Не нахожу, что сказать. Просто молча смотрю.
- Антон, пойми… Это все так непонятно… страшно. Эта дикая ситуация… Я слабый человек… И, знаешь, далеко не семи пядей во лбу. Весь этот большой бизнес… Я, в общем, неплохо справлялся, но потом, когда это все так разрослось… Я потому и ушел. Почувствовал, что больше не тяну. Не обижайся.
Я, в общем-то, не в обиде на него. Мне самому страшно. Продать… Может быть и стоит. Мерзкое чувство, я как будто предаю отца, предаю компанию, которой он столько отдал. Отбрасываю эти мысли подальше, в конце концов, он сам все разрушил.

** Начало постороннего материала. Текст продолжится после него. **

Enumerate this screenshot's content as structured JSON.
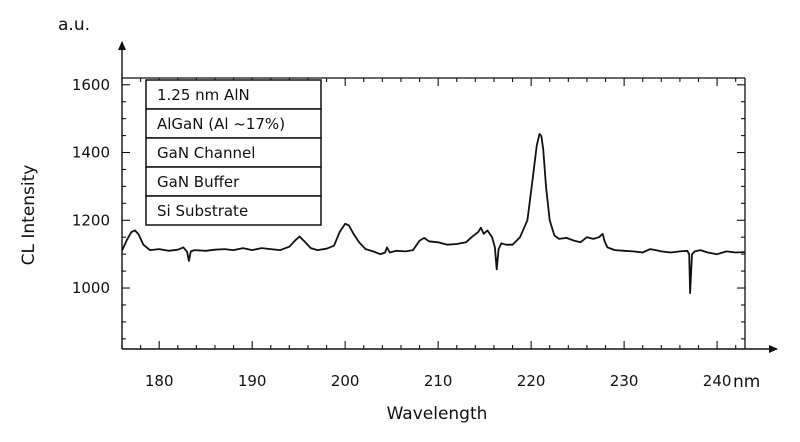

Мне некогда сейчас думать о том, как сберечь остатки, я должен решать наши с мамой проблемы. Возьму и продам. Вполне возможно.
В вестибюле останавливаемся. Куда идти? Раньше такие заседания всегда происходили в комнате отдыха за кабинетом отца, чего там, все ведь свои. Но вряд ли сейчас это уместно. Заминка недолгая, нас, оказывается, встречает секретарша нового генерального – блондинистая стервочка в строгом офисном костюмчике, ловко сидящем на очень даже неплохой фигурке. Обтянутые телесной лайкрой ножки в классических «лодочках» тоже вполне. Стервочка – воплощение делового этикета – улыбается профессиональной нейтральной улыбкой и приглашает нас пройти в зал заседаний. Оказывается, он здесь есть. А я и не знал.
Блондиночка уверенно ведет нас по офисным лабиринтам. В издательстве непривычно тихо. Никто не дымит в курилке, не трепется в коридорах. Все затаились, все трясутся за свои места. Новый владелец обычно приходит с командой. Хотя на самом деле волноваться надо лишь топам, все остальные могут расслабиться. Кого волнует, кто подшивает в папки накладные или вкладывает письма в конверты?
Садимся с Юрием Петровичем за длинный овальный стол – символ политкорректности. Идеальные плавные линии, никаких острых углов, но в то же время и никакой фамильярности круглого стола. На столе уже стоят стаканы, маленькие бутылочки с минеральной водой. Секретарша предлагает принести чай или кофе, но мы отказываемся, напряженное ожидание не располагает. Тогда она снова вежливо улыбается и, сообщив нам, что господин Гуров будет через десять минут, исчезает. Отмечаю, как грамотно действует господин Гуров. Заставляет себя ждать, показывает, кто здесь теперь хозяин.